Tactile intensification is an overall increase in both the intensity of a person's sense of touch and their awareness of the physical sensations across their body. At its highest level, this becomes extreme enough that the exact location and current sensation of every single nerve ending across one's skin can be felt and comprehended all at once. In contrast, throughout normal sober living, most people can only maintain awareness of the tactile sensations which are relevant to their current situation.
This effect can result in tactile sensations such as touching, hugging, kissing, and sex becoming greatly enhanced in terms of the pleasure they induce.

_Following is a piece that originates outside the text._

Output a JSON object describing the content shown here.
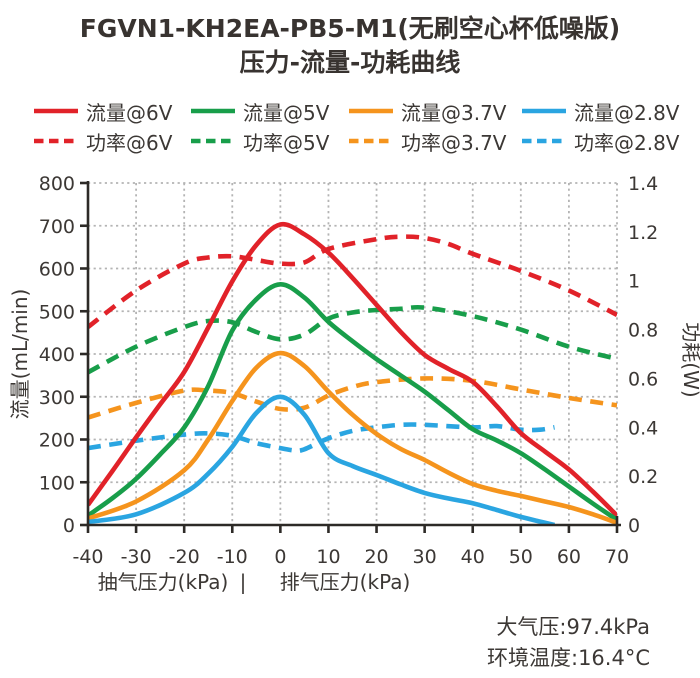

However, it can also result in an over-sensitivity of the skin which causes the same sensations to become uncomfortable and overwhelming.
Tactile intensification is often accompanied by other coinciding effects such as spontaneous bodily sensations and physical euphoria. It is most commonly induced under the influence of moderate dosages of psychedelic compounds, such as LSD, psilocybin, and mescaline. However, it can also occur under the influence of stimulants, cannabinoids, and certain dissociatives.
Tactile suppression can be described as a decrease in one's ability to feel their sense of touch in a manner which can result in a general numbness across the body. At higher levels, this can eventually increase to the point where physical sensations have been completely blocked and the body is fully anaesthetized.
Tactile suppression is often accompanied by other coinciding effects such as pain relief and physical euphoria. It is most commonly induced under the influence of moderate dosages of dissociative compounds, such as ketamine, PCP, and DXM. However, it can also occur under the influence of opioids and certain GABAergic depressants.
- ↑ Berrios, G. E. (April 1982). "Tactile hallucinations: conceptual and historical aspects". Journal of Neurology, Neurosurgery, and Psychiatry. 45 (4): 285–293. ISSN 0022-3050.
- ↑ Lewandowski, K. E., DePaola, J., Camsari, G. B., Cohen, B. M., Ongür, D. (May 2009). "Tactile, olfactory, and gustatory hallucinations in psychotic disorders: a descriptive study". Annals of the Academy of Medicine, Singapore. 38 (5): 383–385. ISSN 0304-4602.
- ↑ Morani, A. S., Panwar, V., Grasing, K. (April 2013). "Tactile hallucinations with repetitive movements following low-dose cocaine: implications for cocaine reinforcement and sensitization: case report". The American Journal on Addictions. 22 (2): 181–182. doi:10.1111/j.1521-0391.2013.00336.x. ISSN 1521-0391.